Page 1 of 1

Deduplication - Feature Enhancement?

Veeam LogoPosted: Wed Mar 15, 2017 5:55 pm
by ekisner
Hi there... so this post is 100% based on the assumption that my understanding of how Veeam's dedup works is a correct understanding.

My understanding is that Veeam will dedup on a per-chain basis... so if you've got multiple jobs, each with per-vm chain active, each VBK and VRB will be deduplicated only against itself. If you've got one super-job with no per-vm chain, then it will effectively dedup the entire backup. Or you can use file-system or block-level deduplication.

I was recently thinking about how it would be nice to have dedup with ReFS3, without having to resort to using storage hardware with built in dedup.

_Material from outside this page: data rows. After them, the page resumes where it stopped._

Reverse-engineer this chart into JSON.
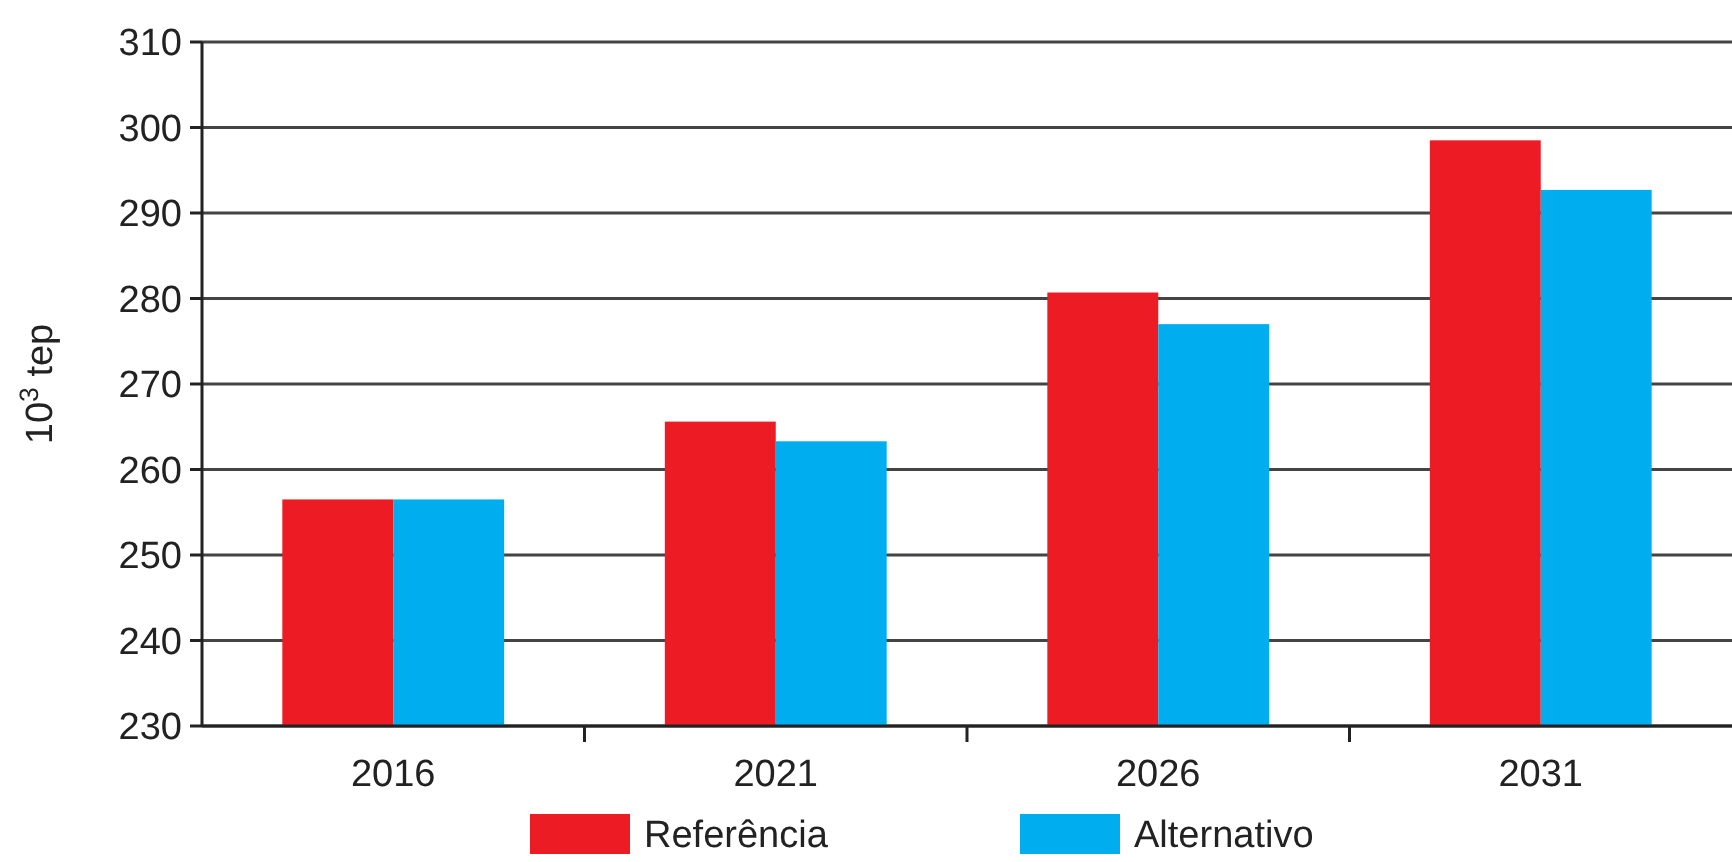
{
  "chart_data": {
    "type": "bar",
    "ylabel": "10$^{3}$ tep",
    "categories": [
      "2016",
      "2021",
      "2026",
      "2031"
    ],
    "series": [
      {
        "name": "Referência",
        "color": "#ed1c24",
        "values": [
          256.5,
          265.6,
          280.7,
          298.5
        ]
      },
      {
        "name": "Alternativo",
        "color": "#00aeef",
        "values": [
          256.5,
          263.3,
          277,
          292.7
        ]
      }
    ],
    "ylim": [
      230,
      310
    ],
    "yticks": [
      230,
      240,
      250,
      260,
      270,
      280,
      290,
      300,
      310
    ],
    "grid": "y",
    "legend": "bottom"
  }
}
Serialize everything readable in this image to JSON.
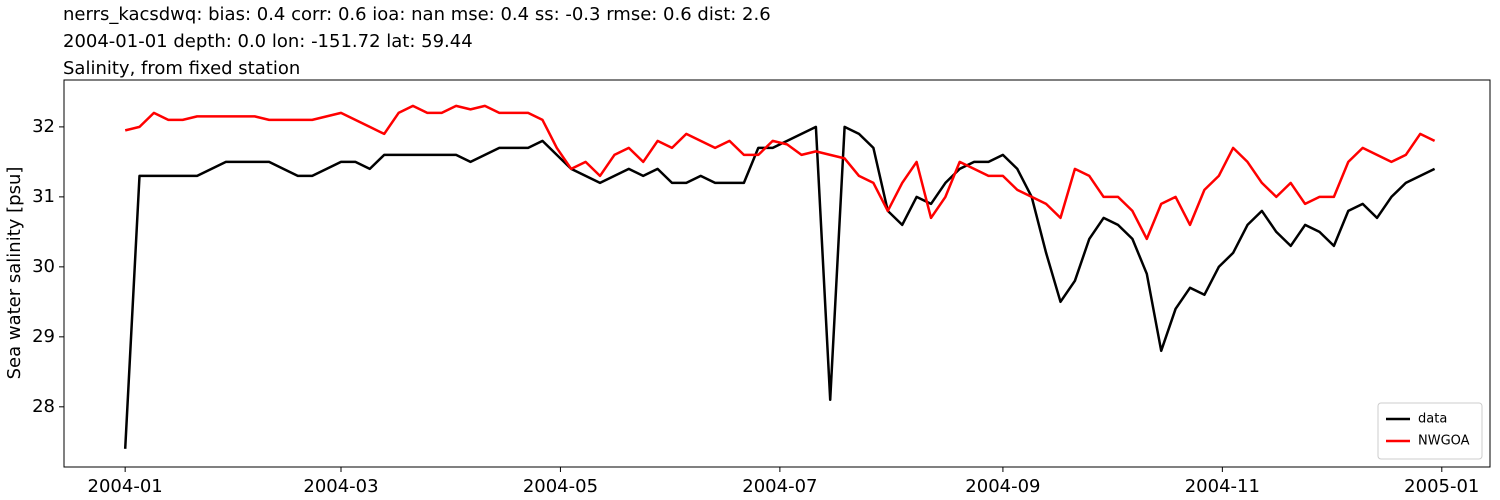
{
  "chart_data": {
    "type": "line",
    "title_lines": [
      "nerrs_kacsdwq: bias: 0.4  corr: 0.6  ioa: nan  mse: 0.4  ss: -0.3  rmse: 0.6  dist: 2.6",
      "2004-01-01 depth: 0.0 lon: -151.72 lat: 59.44",
      "Salinity, from fixed station"
    ],
    "ylabel": "Sea water salinity [psu]",
    "x": [
      0,
      4,
      8,
      12,
      16,
      20,
      24,
      28,
      32,
      36,
      40,
      44,
      48,
      52,
      56,
      60,
      64,
      68,
      72,
      76,
      80,
      84,
      88,
      92,
      96,
      100,
      104,
      108,
      112,
      116,
      120,
      124,
      128,
      132,
      136,
      140,
      144,
      148,
      152,
      156,
      160,
      164,
      168,
      172,
      176,
      180,
      184,
      188,
      192,
      196,
      200,
      204,
      208,
      212,
      216,
      220,
      224,
      228,
      232,
      236,
      240,
      244,
      248,
      252,
      256,
      260,
      264,
      268,
      272,
      276,
      280,
      284,
      288,
      292,
      296,
      300,
      304,
      308,
      312,
      316,
      320,
      324,
      328,
      332,
      336,
      340,
      344,
      348,
      352,
      356,
      360,
      364
    ],
    "series": [
      {
        "name": "data",
        "color": "#000000",
        "values": [
          27.4,
          31.3,
          31.3,
          31.3,
          31.3,
          31.3,
          31.4,
          31.5,
          31.5,
          31.5,
          31.5,
          31.4,
          31.3,
          31.3,
          31.4,
          31.5,
          31.5,
          31.4,
          31.6,
          31.6,
          31.6,
          31.6,
          31.6,
          31.6,
          31.5,
          31.6,
          31.7,
          31.7,
          31.7,
          31.8,
          31.6,
          31.4,
          31.3,
          31.2,
          31.3,
          31.4,
          31.3,
          31.4,
          31.2,
          31.2,
          31.3,
          31.2,
          31.2,
          31.2,
          31.7,
          31.7,
          31.8,
          31.9,
          32.0,
          28.1,
          32.0,
          31.9,
          31.7,
          30.8,
          30.6,
          31.0,
          30.9,
          31.2,
          31.4,
          31.5,
          31.5,
          31.6,
          31.4,
          31.0,
          30.2,
          29.5,
          29.8,
          30.4,
          30.7,
          30.6,
          30.4,
          29.9,
          28.8,
          29.4,
          29.7,
          29.6,
          30.0,
          30.2,
          30.6,
          30.8,
          30.5,
          30.3,
          30.6,
          30.5,
          30.3,
          30.8,
          30.9,
          30.7,
          31.0,
          31.2,
          31.3,
          31.4
        ]
      },
      {
        "name": "NWGOA",
        "color": "#ff0000",
        "values": [
          31.95,
          32.0,
          32.2,
          32.1,
          32.1,
          32.15,
          32.15,
          32.15,
          32.15,
          32.15,
          32.1,
          32.1,
          32.1,
          32.1,
          32.15,
          32.2,
          32.1,
          32.0,
          31.9,
          32.2,
          32.3,
          32.2,
          32.2,
          32.3,
          32.25,
          32.3,
          32.2,
          32.2,
          32.2,
          32.1,
          31.7,
          31.4,
          31.5,
          31.3,
          31.6,
          31.7,
          31.5,
          31.8,
          31.7,
          31.9,
          31.8,
          31.7,
          31.8,
          31.6,
          31.6,
          31.8,
          31.75,
          31.6,
          31.65,
          31.6,
          31.55,
          31.3,
          31.2,
          30.8,
          31.2,
          31.5,
          30.7,
          31.0,
          31.5,
          31.4,
          31.3,
          31.3,
          31.1,
          31.0,
          30.9,
          30.7,
          31.4,
          31.3,
          31.0,
          31.0,
          30.8,
          30.4,
          30.9,
          31.0,
          30.6,
          31.1,
          31.3,
          31.7,
          31.5,
          31.2,
          31.0,
          31.2,
          30.9,
          31.0,
          31.0,
          31.5,
          31.7,
          31.6,
          31.5,
          31.6,
          31.9,
          31.8
        ]
      }
    ],
    "xlim": [
      -17,
      379.4
    ],
    "xticks": [
      {
        "value": 0,
        "label": "2004-01"
      },
      {
        "value": 60,
        "label": "2004-03"
      },
      {
        "value": 121,
        "label": "2004-05"
      },
      {
        "value": 182,
        "label": "2004-07"
      },
      {
        "value": 244,
        "label": "2004-09"
      },
      {
        "value": 305,
        "label": "2004-11"
      },
      {
        "value": 366,
        "label": "2005-01"
      }
    ],
    "ylim": [
      27.14,
      32.67
    ],
    "yticks": [
      28,
      29,
      30,
      31,
      32
    ],
    "legend": "lower right"
  }
}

While I'm sure it would take a significant re-code, what are the thoughts on this kind of file layout:

1) A tiered "chunk" repository file, stored on nice fast flash storage (ie it can be stored "somewhere" defined by the user)... it would of course need to be configured to have a maximum size.
2) Each VBK, VRB, etc, is deduplicated against the chunk file.

In this regard, you now have the resilience of ReFS3, with deduplication, on tiered storage (both cost-effective and probably faster since most people probably don't run their backups to flash). Assuming you were backing everything up to homogenous storage (ie not storing the chunk file on faster storage) you could leverage the ReFS3 fast-clone to make deduplication of duplicate data and rehydration of no longer duplicate data almost immediate. You also get ideal scenario deduplication, resulting in both the flexibility of per-vm chains and the storage efficiency of a single blob job.

Re: Deduplication - Feature Enhancement?

Veeam LogoPosted: Thu Mar 16, 2017 1:32 am
by Gostev
Hi,

We've evaluated this before but decided against this, mostly because it appeared that our backups being self-contained files is one of the top features that our customers like about our product. This gives them better reliability (no SPOF of dedupe pool) and multiple operational benefits, for example you can easily copy required backup to some external drive and take it with you - something with your proposed architecture, where each file requires a dedupe blob.

And in any case, we can expect Microsoft to eventually port their dedupe to ReFS as well (because ReFS is going to completely replace NTFS down the road), which will give you the best of both worlds.

Thanks!